Sans vous, les soldats du fort de Corpos auraient été anéantis.

On ne sait pas ce qu'il serait advenu de cette ville de Misla.

Les habitants de cette ville ont connu la dette qu'ils vous doivent grâce aux chevaliers qui ont survécu au fort de Corpos.

Ce n'est pas tout.

Vous avez redonné leur fierté aux chevaliers de ce fort et leur avez enseigné comment combattre.

Depuis, ceux qui servent au fort sont devenus du jour au lendemain des héros populaires.

Et il y a cinq ans, vous avez repoussé l'effroyable horde de bêtes magiques qui s'abattait sur le château de Rodovan, et vous nous avez sauvés.

Le peuple de Misla, apprenant que son bienfaiteur visitait la ville, s'est ainsi rué ici. »

« Holà, holà !

Seigneur Bald.

Regarde, tout le monde vous fait signe de la main.

Répondez-leur donc ! »

Tout décontenancé par ce tournant inattendu, j'ai levé la main droite sans réfléchir sur l'injonction de Cara.

Sur l'instant, une immense rumeur s'est élevée.

« Lord Roen.

Si vous le voulez bien, veuillez dégainer cette épée divine Stabros pour répondre aux acclamations du peuple. »

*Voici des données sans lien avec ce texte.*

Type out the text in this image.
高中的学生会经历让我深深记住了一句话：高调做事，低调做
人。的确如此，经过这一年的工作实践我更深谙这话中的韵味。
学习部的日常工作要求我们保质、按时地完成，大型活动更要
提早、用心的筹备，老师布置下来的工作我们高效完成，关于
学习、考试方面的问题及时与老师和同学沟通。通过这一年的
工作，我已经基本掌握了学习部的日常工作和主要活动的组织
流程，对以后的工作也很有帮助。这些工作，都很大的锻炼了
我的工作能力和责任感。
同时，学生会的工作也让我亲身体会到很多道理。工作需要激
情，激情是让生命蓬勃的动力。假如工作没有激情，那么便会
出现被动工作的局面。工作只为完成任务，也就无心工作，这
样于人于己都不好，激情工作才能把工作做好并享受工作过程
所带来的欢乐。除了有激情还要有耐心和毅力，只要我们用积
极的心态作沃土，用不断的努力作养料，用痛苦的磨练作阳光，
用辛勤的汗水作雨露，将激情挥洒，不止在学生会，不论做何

Je pensais demander ce qu'était cette « épée divine Stabros », mais Cara m'a coupé la parole.

« Allez, seigneur Bald.

Sortez l'épée maudite.

Vite, vite.

Montrez-leur le talent du forgeron Zendatta.

Allez, allez ! »

Poussé par l'élan de Cara, j'ai fini par dégainer l'épée ancienne et la lever au-dessus de ma tête.

À cet instant.

Une acclamation phénoménale a éclaté.

Notre groupe a quitté la ville de Misla sous les adieux en larmes d'une foule nombreuse.

3

Au final, le laissez-passer n'était peut-être pas nécessaire.

Dans de nombreuses villes, dès qu'on a donné notre nom à la porte, on a été accueillis en invités d'honneur.

Mais il n'a pas été possible de passer rapidement.

Dans chaque ville, sans même avoir à demander où se trouvait l'auberge, on a été invités par le seigneur ou son intendant.

Les notables de la ville venaient saluer, et il arrivait souvent qu'on ne puisse pas repartir le lendemain.

Malgré tout, nous sommes arrivés à la capitale royale dès le début du mois d'août.